[lbo-talk] Althusser, NLR and the meaning of 'Stalinism'

James Heartfield Heartfield at blueyonder.co.uk
Mon Feb 22 01:16:39 PST 2010


'Althusser saw his work as an attack on Stalinism with the PCF and associated 'marxist humanism' '

This doesn't quite get the measure of Althusser's relation to the PCF leadership. On a largely philosophical plain he did challenge the extant party philosophy which did claim to be 'marxist humanist'. He argued that this 'Marxist humanism' was coeval with an accomodation to bourgeois intellectuals ('you're humanists, we're Marxist humanists, sign our petition against nuclear war'). But Althusser's was a pose of intransigence. He was only trying to get the party up to speed on the latest in Franch philosophy, which was 'anti-humanist' not 'humanist'. Why bother sucking up to Sartre, when he is old hat, you ought to suck up to Foucault and Derrida instead. Insofar as it was any kind of development, it was a regressive one, and E.P. Thompson was right on this, one that led to a mechanistic and lifeless conception of history, one in which subjectivity is dismissed as an ideological effect of capitalism, which is to say a polemic against the idea that working people make their own liberation.On the meaning of 'Stalinism' as a political category, I insist that this has a specific meaning, and its meaning is the one given it by the person who coined it, Trotsky. Trotsky meant by Stalinism the errors that flowed from the adoption of the anti-Marxist policy of 'socialism in one country', such as the degeneration of the Soviet Union, the western adoption of 'national roads to socialism' and so on.

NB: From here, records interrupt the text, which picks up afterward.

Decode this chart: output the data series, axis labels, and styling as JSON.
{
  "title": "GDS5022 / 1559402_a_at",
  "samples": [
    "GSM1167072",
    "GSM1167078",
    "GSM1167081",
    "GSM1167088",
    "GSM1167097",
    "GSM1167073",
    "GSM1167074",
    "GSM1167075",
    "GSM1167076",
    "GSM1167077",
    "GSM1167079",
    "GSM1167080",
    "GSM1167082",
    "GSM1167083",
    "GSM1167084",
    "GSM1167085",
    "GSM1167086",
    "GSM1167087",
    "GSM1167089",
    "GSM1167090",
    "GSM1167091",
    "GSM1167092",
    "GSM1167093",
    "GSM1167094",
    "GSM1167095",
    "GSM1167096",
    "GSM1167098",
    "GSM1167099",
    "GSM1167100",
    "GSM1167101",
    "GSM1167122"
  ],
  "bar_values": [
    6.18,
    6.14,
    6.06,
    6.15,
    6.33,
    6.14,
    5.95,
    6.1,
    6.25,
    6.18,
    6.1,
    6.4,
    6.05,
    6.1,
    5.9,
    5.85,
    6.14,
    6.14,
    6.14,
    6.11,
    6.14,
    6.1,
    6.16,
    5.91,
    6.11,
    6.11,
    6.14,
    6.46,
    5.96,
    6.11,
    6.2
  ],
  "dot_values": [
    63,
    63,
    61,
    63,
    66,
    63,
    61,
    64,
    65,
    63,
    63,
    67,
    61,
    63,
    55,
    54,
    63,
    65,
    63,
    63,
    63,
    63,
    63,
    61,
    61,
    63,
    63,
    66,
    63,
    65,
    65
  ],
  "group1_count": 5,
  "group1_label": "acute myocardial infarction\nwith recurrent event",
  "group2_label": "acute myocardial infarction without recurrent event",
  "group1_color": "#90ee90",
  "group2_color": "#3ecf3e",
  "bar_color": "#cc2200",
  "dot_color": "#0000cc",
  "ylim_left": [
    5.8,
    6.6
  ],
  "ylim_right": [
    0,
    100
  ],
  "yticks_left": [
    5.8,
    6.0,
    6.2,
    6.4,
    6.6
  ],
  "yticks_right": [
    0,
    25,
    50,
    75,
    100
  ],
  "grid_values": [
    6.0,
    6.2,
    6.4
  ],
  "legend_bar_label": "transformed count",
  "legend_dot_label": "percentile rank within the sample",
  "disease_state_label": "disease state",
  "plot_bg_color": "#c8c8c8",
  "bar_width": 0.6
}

In that camp that Trotsky called 'stalinist' there were, later on, some critics of Stalin, like Khruschev, most typically, but also Imre Nagy, Monty Johnstone, Martin Jacques and others. They used the word Stalinism in another sense to that which Trotsky used it. They did not accept Trotsky's critique of the 'national roads to socialism'. Rather they restricted their critique of Stalinism to that of his 'cult of personality' and some 'excesses' due to the persistence of 'socialist alienation'. Most of them ended up champions of the free market, or joined New Labour. There were apart from the 'reform communists', Maoists, who adopted a faux radical attack on Khruschev for his policy of cooperation with the West. Some of Althusser's followers became 'Maoists'. Some of the NLR people were sympathetic to Maoism. Maoism burned out pretty soon after Mao made peace with Nixon.

The NLR was in part a reaction against Stalinism. The Communist Party of Great Britain was a staid, if not outright reactionary organisation in the 1960s. It dedicated a lot of its time campaigning against the evils of American comics, and trying to stop rank and file activists taking over the unions. That was why the NLR came into being. Some of the people involved were Trotskyists, like Isaac Deuscher, Norman Geras and Tariq Ali. But Anderson made sure that the editorial board was never beholden to any one party, and kept a number of 'reform Communists' - like Monty Johnstone - involved, as a counterweight to the Trotskyists.

NLR readers were mostly carried away with the Althusser cult. Anderson's criticisms at the time were more muted. But he is right. Althusser was a repulsive shit, whose influence on Marxism, philosophy and radical politics was wholly detrimental.